Nikita Lazarus Putnam, the young, South African-born advancement director for the organization’s West Coast region in Los Angeles, urged the mostly senior women in attendance to make up for a poor economy by giving just a little bit more than usual. Glass goldfish bowls stood by the entrance, each designated for a different-sized check: $100, $500, $1,000, $2,500, $5,000.

“I see the $5,000 bowl is still empty,” Putnam chided.

That evening, I kept on my same suit and headed over to the Grand Ballroom at Hollywood & Highland for the Shoah Foundation’s annual dinner, this one honoring DreamWorks’ Jeffrey Katzenberg. Out in the foyer, where bartenders were pouring Grey Goose caipirinhas and passing cones of tuna tartare, a few men gathered for a shmooze — Steven Spielberg, Katzenberg, Jerry Bruckheimer and George Lucas. That’s entertainment.

Inside, the program followed pretty much the same plan as the ORT luncheon — get like-minded supporters in a room, entertain them with a speaker, and, in the process, raise some money for a good cause.  Except that in Woodland Hills, I was the show. In the H&H Grand Ballroom, late-night host Craig Ferguson warmed up the crowd, followed by a breathtaking Jennifer Hudson.

Spielberg himself, in introducing his friend Katzenberg, explained how he was moved to use the proceeds from “Schindler’s List” to record for all time the stories of the survivors of the Holocaust and other genocides. To date, the foundation has collected 51,000 testimonies, and catalogued and preserved them with cutting-edge technology that will last hundreds of years. Hundreds of years.

As he talked, I was thinking back on my first meeting of the week, on Monday morning, with a woman named Barbara Spectre, who runs an organization in Sweden named Paideia. Founded in 2001, Paideia is dedicated to the revival of European culture through the intensive education of adult Jews by means of the texts, history and rituals of their faith.
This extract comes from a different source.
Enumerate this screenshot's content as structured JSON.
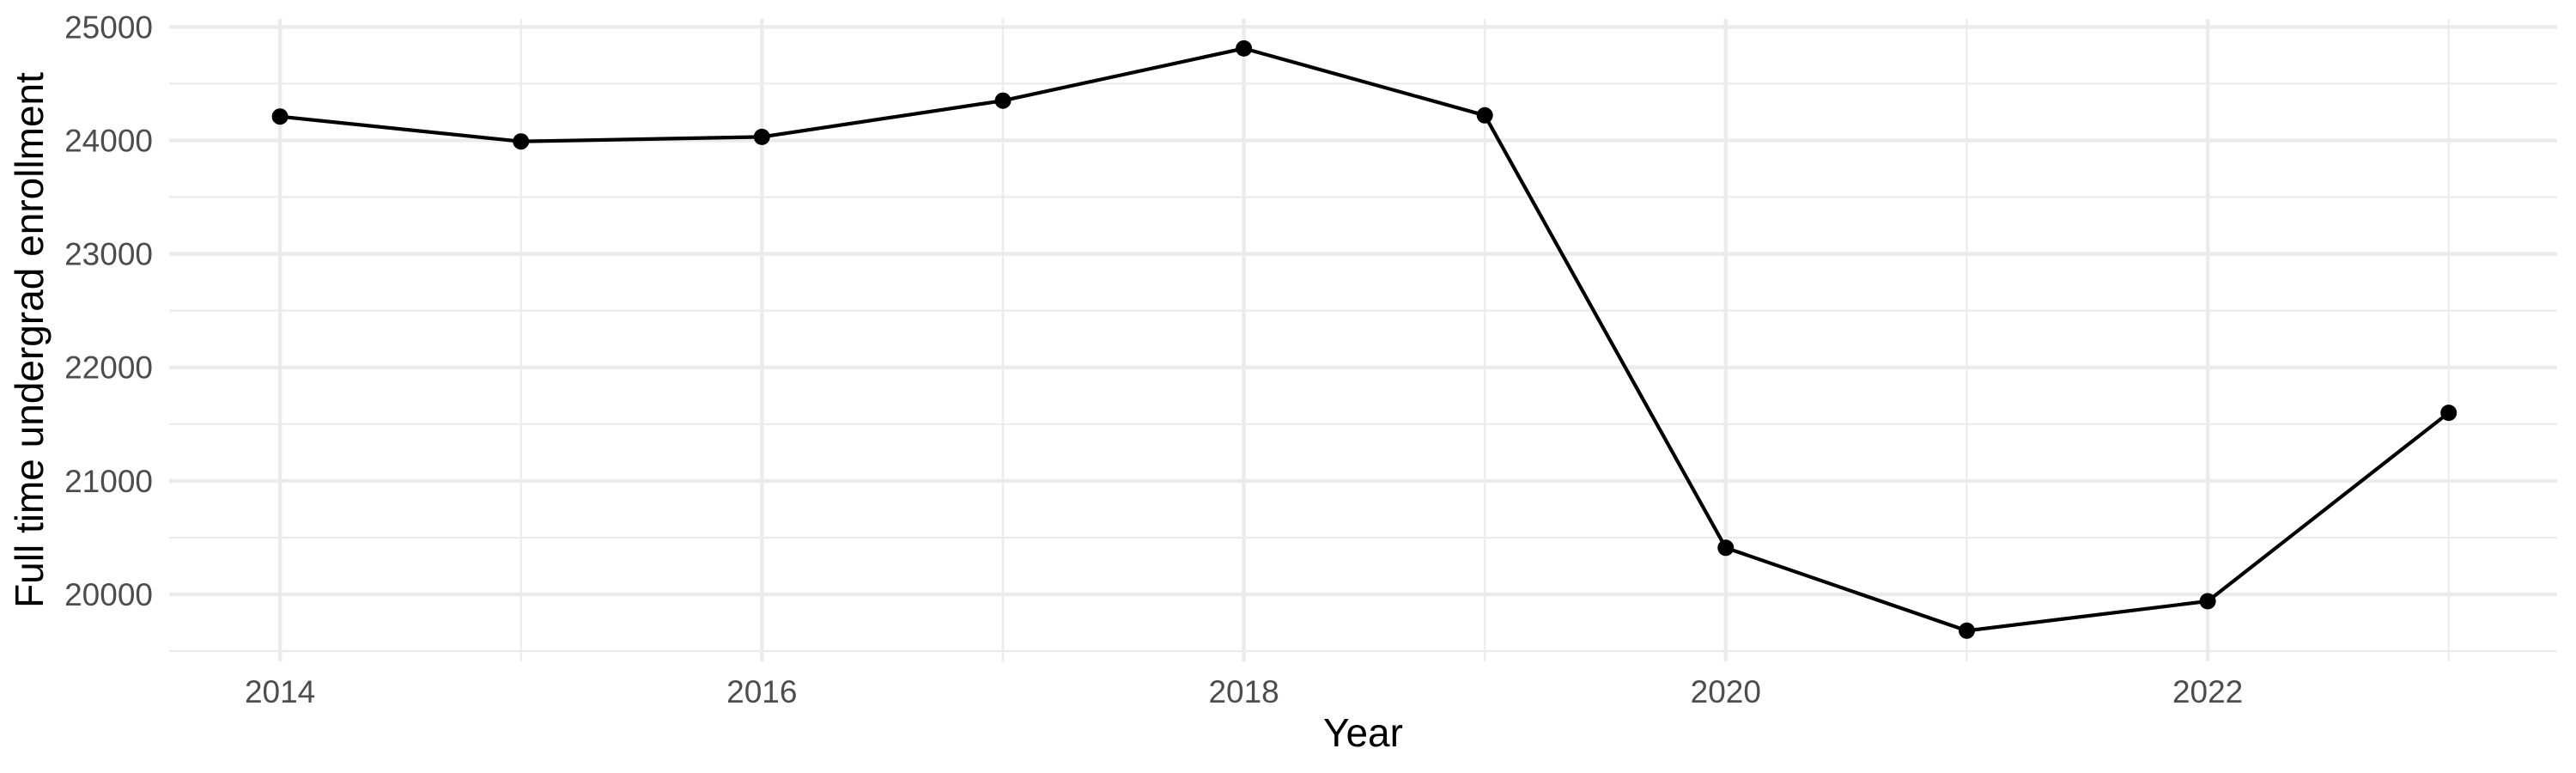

World War II, the Cold War and the European proclivity to submerge one’s identity to the nation state worked to suppress Jewish life, Spectre told me. But now, throughout Europe, thousands of adult Jews are rediscovering their Judaism, asking questions about it, eager to engage.

“So often we see assimilation as a one-way street,” she said. “It’s not. There’s also dis-assimilation.”

That word stuck in my mind all week, through every speech and banquet and discussion.  Dis-assimilation. What Spectre said is happening in Europe, we have perfected here in America: maintaining a bubbling, irrepressible and, frankly, exhausting expression of our community in the midst of our deep American-ness.

Even as so many are fretting over our future, prepared to write the epitaph of modern Jewry, here, we are uncovering and rediscovering it.

That Shabbat evening, I roasted a rather skinny chicken that had been raised naturally on an Amish farm and shipped out by a new natural-kosher meat distributor. I sat down to a quiet dinner with my kids — my wife was away, speaking to Jews in Maryland, Delaware and New Jersey — and my daughter and son, 14 and 17, chanted the blessings.

“In our history,” the writer Isaac Bashevis Singer once said, “between being sick and dying is a long way.” And we’re not even close.